病気のこと

筋萎縮性側索硬化症

筋萎縮性側索硬化症

体を動かす運動神経は、大脳に始まり脊髄を通って筋肉にまで到達しています。
途中いくつかの神経によりリレーがあります。
この一連の運動神経が障害されて、徐々に麻痺が進行する病気に、筋萎縮性側索硬化症という病気があります。
かつては紀南地方に多く発症することで注目され、和歌山医科大学ではこの病気の研究がとても進んでいます。

同じ運動麻痺を起こす脳梗塞では、運動障害の症状が固定しており、改善することもあるのに対し、この病気では麻痺はどんどん進行します。
手足の麻痺に止まらず、話すことや食べることが困難になり、呼吸することも困難となって人工呼吸器が必要になる場合もあります。

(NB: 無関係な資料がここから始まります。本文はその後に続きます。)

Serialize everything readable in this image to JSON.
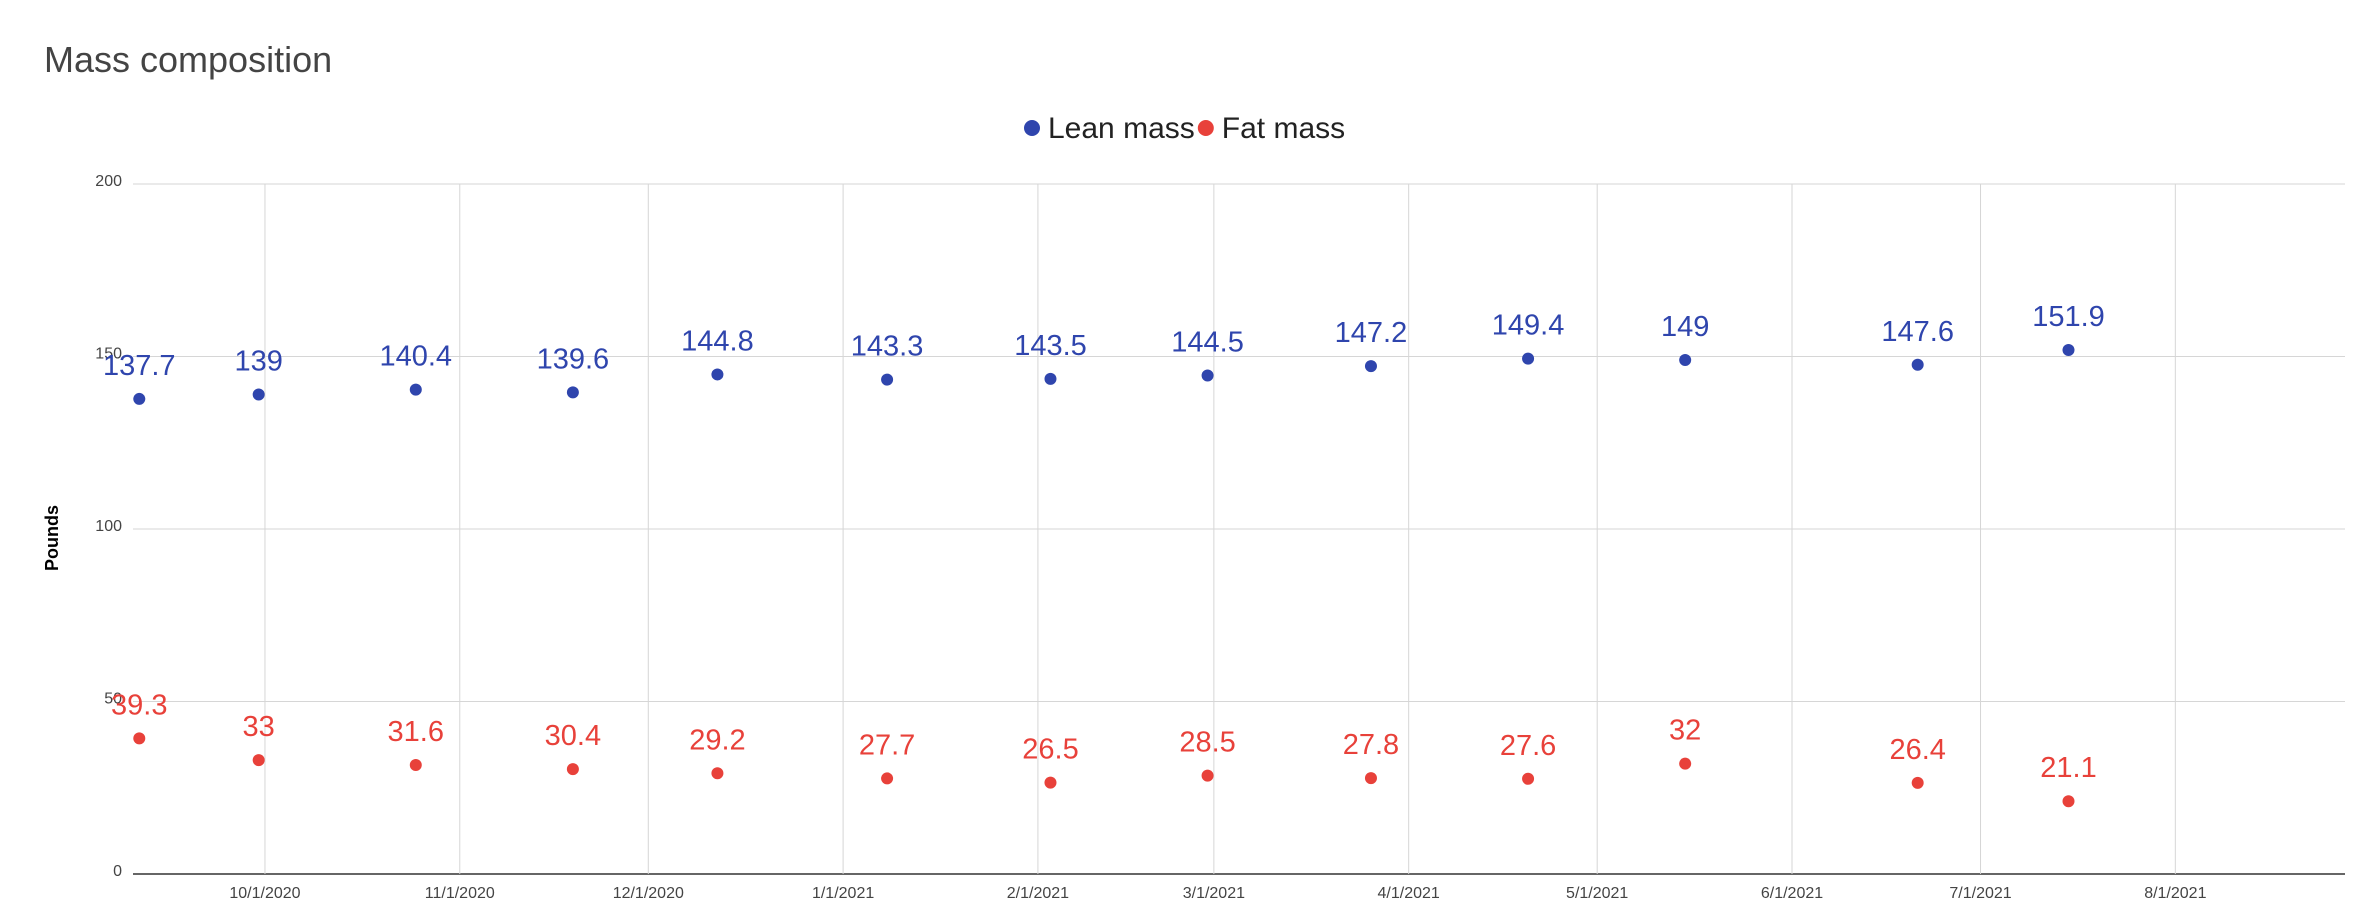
{
  "chart_data": {
    "type": "scatter",
    "title": "Mass composition",
    "ylabel": "Pounds",
    "xlabel": "",
    "ylim": [
      0,
      200
    ],
    "yticks": [
      0,
      50,
      100,
      150,
      200
    ],
    "xlim": [
      "2020-09-10",
      "2021-08-28"
    ],
    "xticks": [
      {
        "date": "2020-10-01",
        "label": "10/1/2020"
      },
      {
        "date": "2020-11-01",
        "label": "11/1/2020"
      },
      {
        "date": "2020-12-01",
        "label": "12/1/2020"
      },
      {
        "date": "2021-01-01",
        "label": "1/1/2021"
      },
      {
        "date": "2021-02-01",
        "label": "2/1/2021"
      },
      {
        "date": "2021-03-01",
        "label": "3/1/2021"
      },
      {
        "date": "2021-04-01",
        "label": "4/1/2021"
      },
      {
        "date": "2021-05-01",
        "label": "5/1/2021"
      },
      {
        "date": "2021-06-01",
        "label": "6/1/2021"
      },
      {
        "date": "2021-07-01",
        "label": "7/1/2021"
      },
      {
        "date": "2021-08-01",
        "label": "8/1/2021"
      }
    ],
    "grid": true,
    "legend_position": "top",
    "x": [
      "2020-09-11",
      "2020-09-30",
      "2020-10-25",
      "2020-11-19",
      "2020-12-12",
      "2021-01-08",
      "2021-02-03",
      "2021-02-28",
      "2021-03-26",
      "2021-04-20",
      "2021-05-15",
      "2021-06-21",
      "2021-07-15"
    ],
    "series": [
      {
        "name": "Lean mass",
        "color": "#2f45ad",
        "values": [
          137.7,
          139,
          140.4,
          139.6,
          144.8,
          143.3,
          143.5,
          144.5,
          147.2,
          149.4,
          149,
          147.6,
          151.9
        ]
      },
      {
        "name": "Fat mass",
        "color": "#e8413a",
        "values": [
          39.3,
          33,
          31.6,
          30.4,
          29.2,
          27.7,
          26.5,
          28.5,
          27.8,
          27.6,
          32,
          26.4,
          21.1
        ]
      }
    ]
  }
}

最も顕著な例では瞬きと目を動かすことしか出来なくなる例も見られます。
しかし、一般に知能が障害されることはありません。
宇宙物理学者でビッグバンを提唱したイギリスのホーキング博士や、往年の大リーグの強打者ルー・ゲーリックがこの病気であることは有名です。
アメリカではこの病気をルーゲーリック病と呼んでいます。
この病気の原因はまだ分かっていません。

この連載で原因不明と何度言ってきたか知れず、改めて神経の病気の怖さと現代医学の無力さを感じています。
最近の研究では、神経を障害する物質を分解ししてくれる酵素がこの病気で減少していることが報告されています。
一つの大きな手がかりとして、世界中の研究者が解明に取り組んでいます。

現時点では、歩行器や車いす、また、ものが飲み込めないために起こる肺炎の予防、目の動きで作動するワープロによる意志の疎通等、色々な手段により生命の維持と生活の維持に心がける努力がなされています。
この病気は身体が殆ど動かなくなるため、本人の苦痛、周囲の人の苦労は大変なものがあるわけですが、知能は最後まで侵されません。

人として最期の最期まで生き抜くことが出来るわけです。
これは、ある意味残酷なことかも知れませんが、前向きな生き方を患者さんがされることを、医師としては切に願っており、ご家族の助けを心よりお願いするものです。